31st Mayor of Melbourne
- In office 1875–1876
- Preceded by: James Gatehouse
- Succeeded by: James Paterson

Personal details
- Born: 7 July 1824 Cauldmill, Roxburghshire, Scotland
- Died: 16 January 1881 (aged 56) Melbourne, Australia
- Citizenship: British

= Alexander Kennedy Smith =

Australian politician

Alexander Kennedy Smith (7 July 1824 – 16 January 1881) was a Scottish/Australian engineer and former Mayor of Melbourne. He worked on the development of many of Victoria's gas and water works during the 1850s and 1860s.

==Early life==
Smith was born in Cauldmill near Hawick, Roxburghshire, Scotland. He worked as an engineer with the Great Western Railway in England.

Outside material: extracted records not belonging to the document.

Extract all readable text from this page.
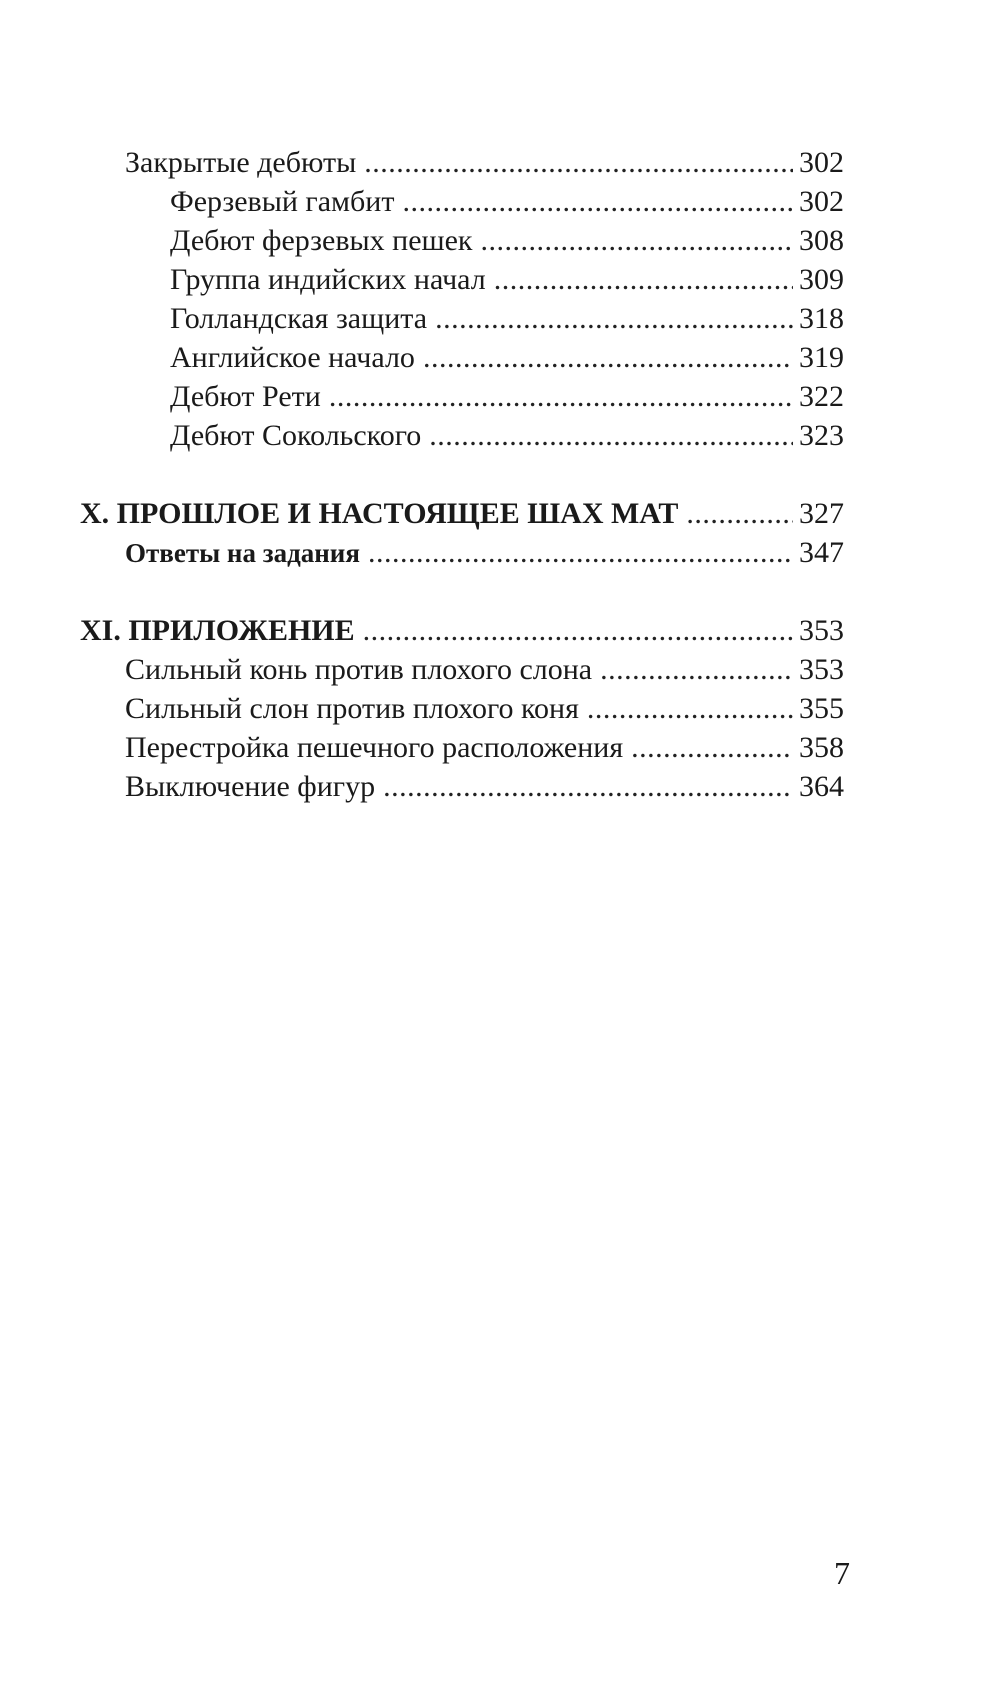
Закрытые дебюты .....	302
Ферзевый гамбит .....	302
Дебют ферзевых пешек .....	308
Группа индийских начал .....	309
Голландская защита .....	318
Английское начало .....	319
Дебют Рети .....	322
Дебют Сокольского .....	323
X. ПРОШЛОЕ И НАСТОЯЩЕЕ ШАХ МАТ .....	327
Ответы на задания .....	347
XI. ПРИЛОЖЕНИЕ .....	353
Сильный конь против плохого слона .....	353
Сильный слон против плохого коня .....	355
Перестройка пешечного расположения .....	358
Выключение фигур .....	364
7
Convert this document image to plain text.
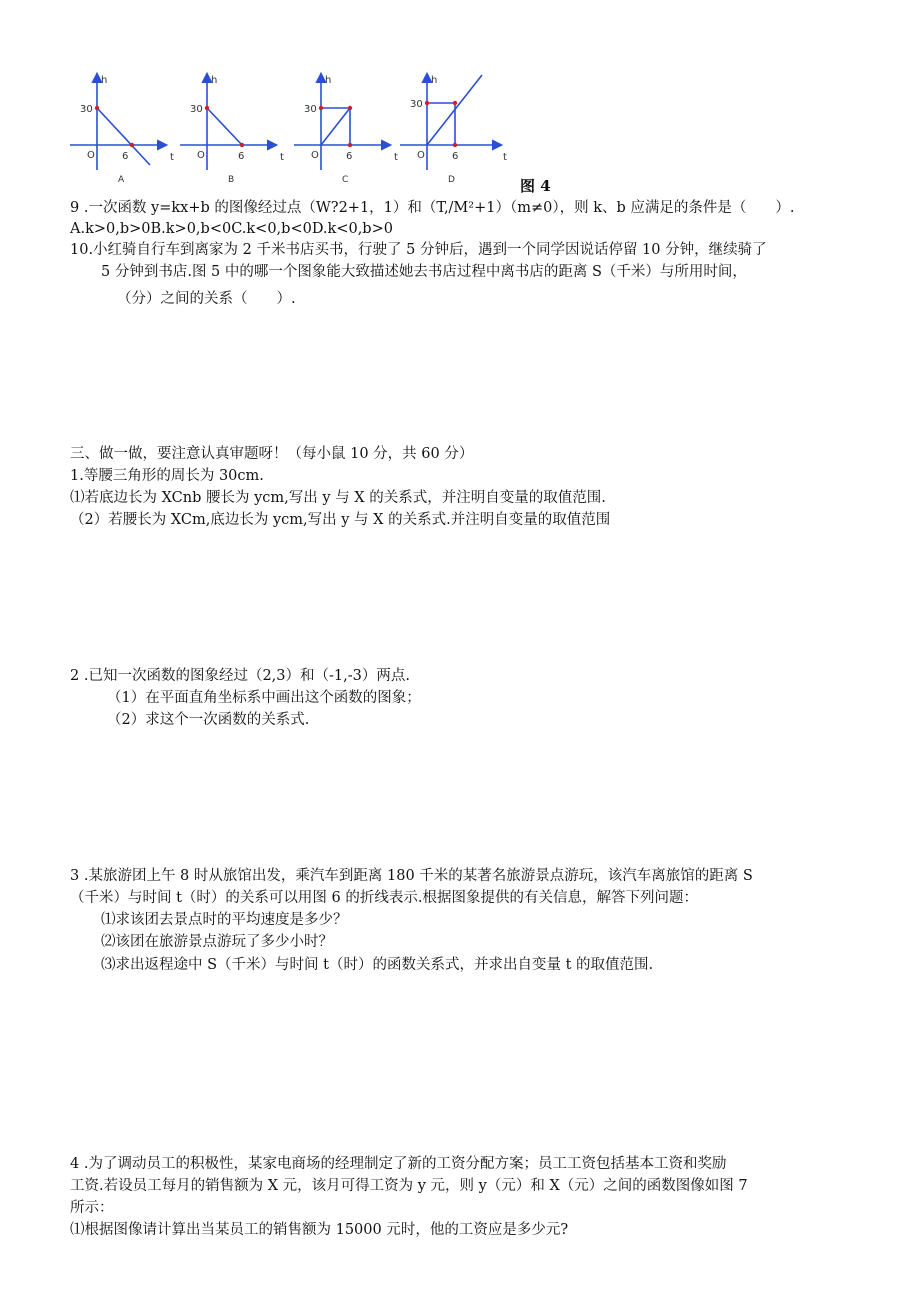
h
30
O	6	t
A
h
30
O	6	t
B
h
30
O	6	t
C
h
30
O	6	t
D	图 4
9 .一次函数 y=kx+b 的图像经过点（W?2+1，1）和（T,/M²+1）（m≠0），则 k、b 应满足的条件是（　　）.
A.k>0,b>0B.k>0,b<0C.k<0,b<0D.k<0,b>0
10.小红骑自行车到离家为 2 千米书店买书，行驶了 5 分钟后，遇到一个同学因说话停留 10 分钟，继续骑了
5 分钟到书店.图 5 中的哪一个图象能大致描述她去书店过程中离书店的距离 S（千米）与所用时间，
（分）之间的关系（　　）.
三、做一做，要注意认真审题呀！（每小鼠 10 分，共 60 分）
1.等腰三角形的周长为 30cm.
⑴若底边长为 XCnb 腰长为 ycm,写出 y 与 X 的关系式，并注明自变量的取值范围.
（2）若腰长为 XCm,底边长为 ycm,写出 y 与 X 的关系式.并注明自变量的取值范围
2 .已知一次函数的图象经过（2,3）和（-1,-3）两点.
（1）在平面直角坐标系中画出这个函数的图象；
（2）求这个一次函数的关系式.
3 .某旅游团上午 8 时从旅馆出发，乘汽车到距离 180 千米的某著名旅游景点游玩，该汽车离旅馆的距离 S
（千米）与时间 t（时）的关系可以用图 6 的折线表示.根据图象提供的有关信息，解答下列问题：
⑴求该团去景点时的平均速度是多少？
⑵该团在旅游景点游玩了多少小时？
⑶求出返程途中 S（千米）与时间 t（时）的函数关系式，并求出自变量 t 的取值范围.
4 .为了调动员工的积极性，某家电商场的经理制定了新的工资分配方案；员工工资包括基本工资和奖励
工资.若设员工每月的销售额为 X 元，该月可得工资为 y 元，则 y（元）和 X（元）之间的函数图像如图 7
所示：
⑴根据图像请计算出当某员工的销售额为 15000 元时，他的工资应是多少元?
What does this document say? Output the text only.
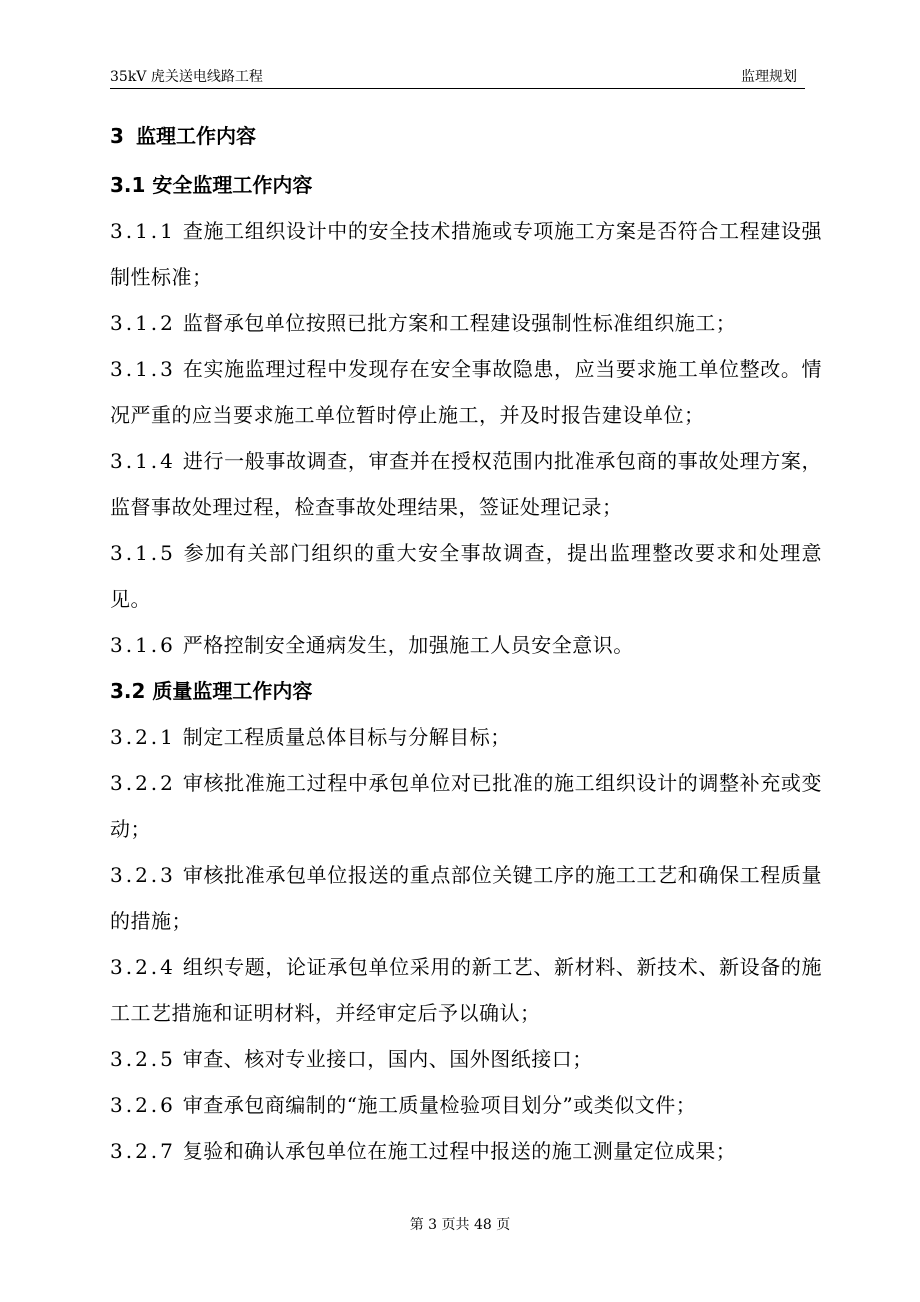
35kV 虎关送电线路工程	监理规划
3 监理工作内容
3.1 安全监理工作内容
3.1.1 查施工组织设计中的安全技术措施或专项施工方案是否符合工程建设强制性标准；
3.1.2 监督承包单位按照已批方案和工程建设强制性标准组织施工；
3.1.3 在实施监理过程中发现存在安全事故隐患，应当要求施工单位整改。情况严重的应当要求施工单位暂时停止施工，并及时报告建设单位；
3.1.4 进行一般事故调查，审查并在授权范围内批准承包商的事故处理方案，监督事故处理过程，检查事故处理结果，签证处理记录；
3.1.5 参加有关部门组织的重大安全事故调查，提出监理整改要求和处理意见。
3.1.6 严格控制安全通病发生，加强施工人员安全意识。
3.2 质量监理工作内容
3.2.1 制定工程质量总体目标与分解目标；
3.2.2 审核批准施工过程中承包单位对已批准的施工组织设计的调整补充或变动；
3.2.3 审核批准承包单位报送的重点部位关键工序的施工工艺和确保工程质量的措施；
3.2.4 组织专题，论证承包单位采用的新工艺、新材料、新技术、新设备的施工工艺措施和证明材料，并经审定后予以确认；
3.2.5 审查、核对专业接口，国内、国外图纸接口；
3.2.6 审查承包商编制的“施工质量检验项目划分”或类似文件；
3.2.7 复验和确认承包单位在施工过程中报送的施工测量定位成果；
第 3 页共 48 页
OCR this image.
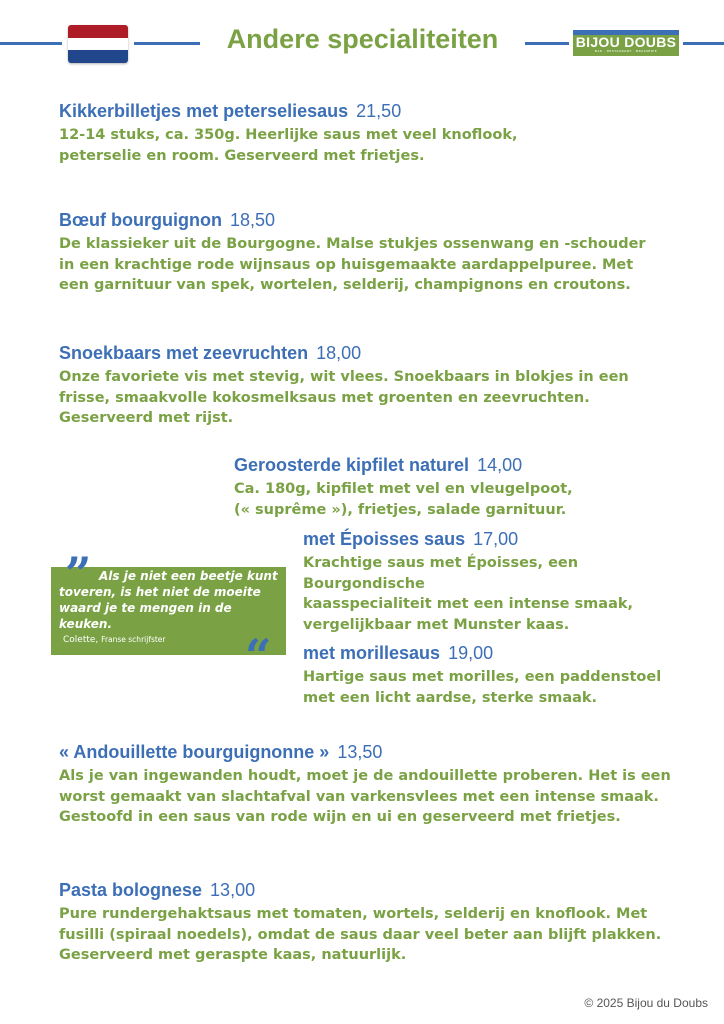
Andere specialiteiten	BIJOU DOUBS
BAR · RESTAURANT · BRASSERIE
Kikkerbilletjes met peterseliesaus 21,50
12-14 stuks, ca. 350g. Heerlijke saus met veel knoflook,
peterselie en room. Geserveerd met frietjes.
Bœuf bourguignon 18,50
De klassieker uit de Bourgogne. Malse stukjes ossenwang en -schouder
in een krachtige rode wijnsaus op huisgemaakte aardappelpuree. Met
een garnituur van spek, wortelen, selderij, champignons en croutons.
Snoekbaars met zeevruchten 18,00
Onze favoriete vis met stevig, wit vlees. Snoekbaars in blokjes in een
frisse, smaakvolle kokosmelksaus met groenten en zeevruchten.
Geserveerd met rijst.
Geroosterde kipfilet naturel 14,00
Ca. 180g, kipfilet met vel en vleugelpoot,
(« suprême »), frietjes, salade garnituur.
met Époisses saus 17,00
Krachtige saus met Époisses, een
Bourgondische
kaasspecialiteit met een intense smaak,
vergelijkbaar met Munster kaas.
met morillesaus 19,00
Hartige saus met morilles, een paddenstoel
met een licht aardse, sterke smaak.
” Als je niet een beetje kunt
toveren, is het niet de moeite
waard je te mengen in de
keuken.
Colette, Franse schrijfster “
« Andouillette bourguignonne » 13,50
Als je van ingewanden houdt, moet je de andouillette proberen. Het is een
worst gemaakt van slachtafval van varkensvlees met een intense smaak.
Gestoofd in een saus van rode wijn en ui en geserveerd met frietjes.
Pasta bolognese 13,00
Pure rundergehaktsaus met tomaten, wortels, selderij en knoflook. Met
fusilli (spiraal noedels), omdat de saus daar veel beter aan blijft plakken.
Geserveerd met geraspte kaas, natuurlijk.
© 2025 Bijou du Doubs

Smith migrated from Scotland to Melbourne in 1854 to manage and build the Melbourne Gas and Coke Co. works.

Once that project was complete, Smith remained in Victoria and set up his own practice in Carlton, Victoria. He built gas works at Ballarat, Castlemaine and Bendigo in Victoria, as well as at Newcastle, New South Wales. Smith also draughted plans and specifications for many other works in Australia and overseas. He was a consulting and locomotive engineer for the Melbourne and Suburban Railway Company, and worked as an engineer on the South Yarra Waterworks.

In 1860 he enlisted in the Victorian Volunteer Artillery Regiment, with the rank of major.

Smith was also a member of the Victorian Legislative Assembly from 1877 to 1881, member for the La Trobe Ward in the Melbourne City Council for fifteen years, and Mayor of Melbourne from 1875 to 1876.

Smith died on 16 January 1881 of heart disease at his home in Studley Park, Victoria, Australia.